Twenty-seven roosters who were rescued out of cockfighting, now need urgent placement at sanctuaries or approved homes. If they are not placed, they may be euthanized as soon as early next week.
These roosters were rescued out of a cockfighting bust on November 10, in which the Austin Police Department Animal Cruelty Unit seized 43 animals (9 hens and 34 roosters). After the court case, the animals were removed from the owners. The hens and two roosters were quickly adopted, leaving 32 roosters remaining at Austin Animal Center (AAC).

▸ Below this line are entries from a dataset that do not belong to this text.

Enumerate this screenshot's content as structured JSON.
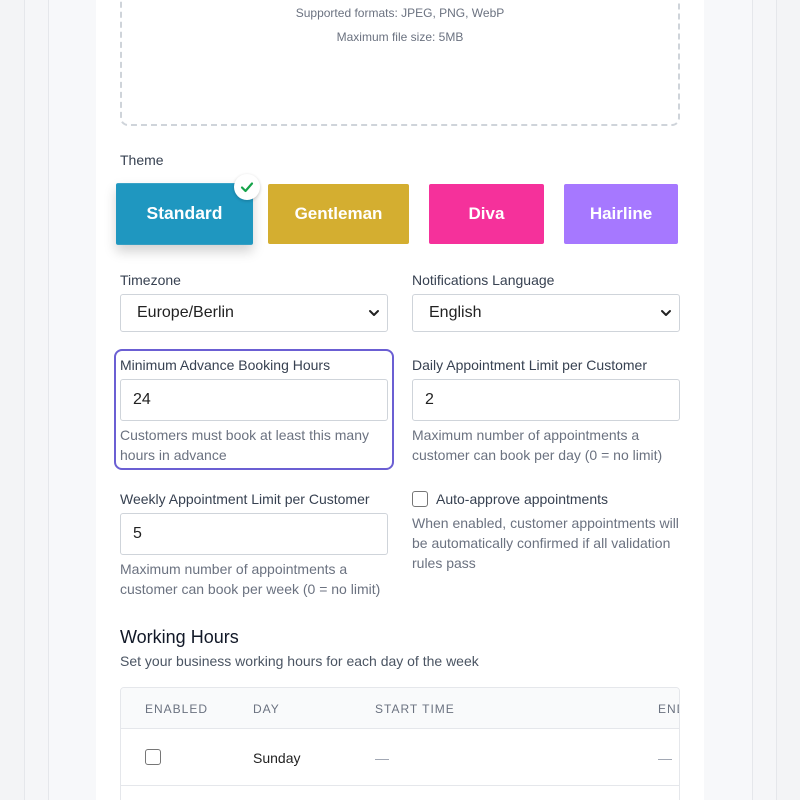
{
  "upload": {
    "formats_text": "Supported formats: JPEG, PNG, WebP",
    "max_size_text": "Maximum file size: 5MB"
  },
  "theme": {
    "label": "Theme",
    "options": [
      {
        "name": "Standard",
        "color": "#1f97c0",
        "selected": true
      },
      {
        "name": "Gentleman",
        "color": "#d4ae30",
        "selected": false
      },
      {
        "name": "Diva",
        "color": "#f5319b",
        "selected": false
      },
      {
        "name": "Hairline",
        "color": "#a678ff",
        "selected": false
      }
    ]
  },
  "timezone": {
    "label": "Timezone",
    "value": "Europe/Berlin"
  },
  "notifications_language": {
    "label": "Notifications Language",
    "value": "English"
  },
  "min_advance": {
    "label": "Minimum Advance Booking Hours",
    "value": "24",
    "help": "Customers must book at least this many hours in advance"
  },
  "daily_limit": {
    "label": "Daily Appointment Limit per Customer",
    "value": "2",
    "help": "Maximum number of appointments a customer can book per day (0 = no limit)"
  },
  "weekly_limit": {
    "label": "Weekly Appointment Limit per Customer",
    "value": "5",
    "help": "Maximum number of appointments a customer can book per week (0 = no limit)"
  },
  "auto_approve": {
    "label": "Auto-approve appointments",
    "checked": false,
    "help": "When enabled, customer appointments will be automatically confirmed if all validation rules pass"
  },
  "working_hours": {
    "title": "Working Hours",
    "subtitle": "Set your business working hours for each day of the week",
    "columns": [
      "ENABLED",
      "DAY",
      "START TIME",
      "END"
    ],
    "rows": [
      {
        "enabled": false,
        "day": "Sunday",
        "start": "—",
        "end": "—"
      }
    ]
  },
  "colors": {
    "focus_ring": "#6b5fd3",
    "check_green": "#16a34a"
  }
}
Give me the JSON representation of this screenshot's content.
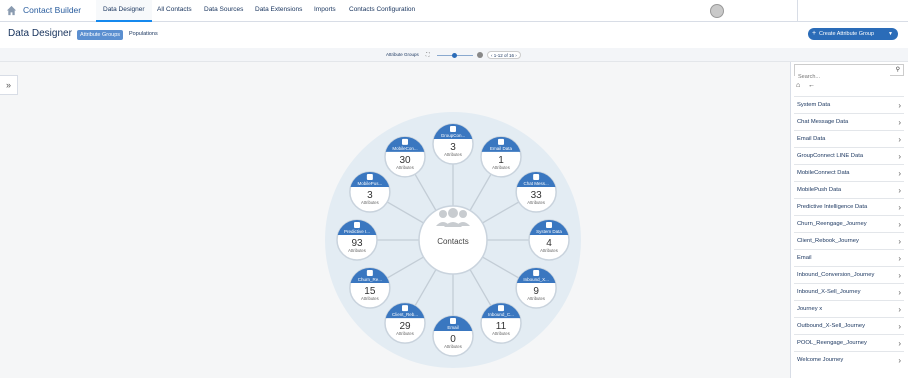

AAC notified Austin Pets Alive! recently that they would like assistance placing these roosters with sanctuaries or in homes, given APA!’s success in saving the lives of animals who would be euthanized in nearly any other shelter. We did not hesitate to say yes, but time is of the essence.
APA! has assisted with finding sanctuaries for some of the roosters already. Today there are approximately 27 birds still in the city shelter.
These are animals who were saved out of unimaginable cruelty. "These roosters did not get a happy start to life," says Austin Pets Alive!'s senior program manager Kelly Holt. "Cockfighting is a brutal, illegal sport. We want to help give these roosters a second chance at life, because it's the right thing to do."
We don't know the history of every individual rooster, but there are clues about what each bird has experienced. Some still have their combs and wattles—the fleshy skin on top of their head, and below their beak—and their spurs, which are horn-like leg growths the animals use to protect themselves. These are likely the younger roosters, who haven't yet been forced to fight.
They may have an easier time learning to trust humans and integrating into flocks, than the older birds. "The ones who have their combs and wattles removed or spurs cut are likely ones who have fought or been trained to fight. They will take more patience and time," Kelly says.
APA! can offer support and guidance for any potential adopters and interested sanctuaries about training, rehabilitation, and care. Kelly recommends, to start, that anyone adopting one of the rescued roosters to "give them a space to decompress and feel safe." The roosters can be introduced to a flock of hens, and may even be able to integrate with them right away, though others may take more time.
What is certain is that these animals, saved from a cruelty they never should have had to endure, should not now be killed simply for lack of having a safe place to stay. But time is running out.
APA! knows that the remaining roosters likely have a few days before "quality of life" decisions will be made. If you know of a sanctuary, or person who could undergo screening from a sanctuary, interested in adopting these roosters, please email [email protected].
"It's a challenge finding these roosters safe homes, and it would be easy to shrug our shoulders," Kelly says. "But I love working for an animal welfare nonprofit willing to step up and champion the lives of animals who need our help the most."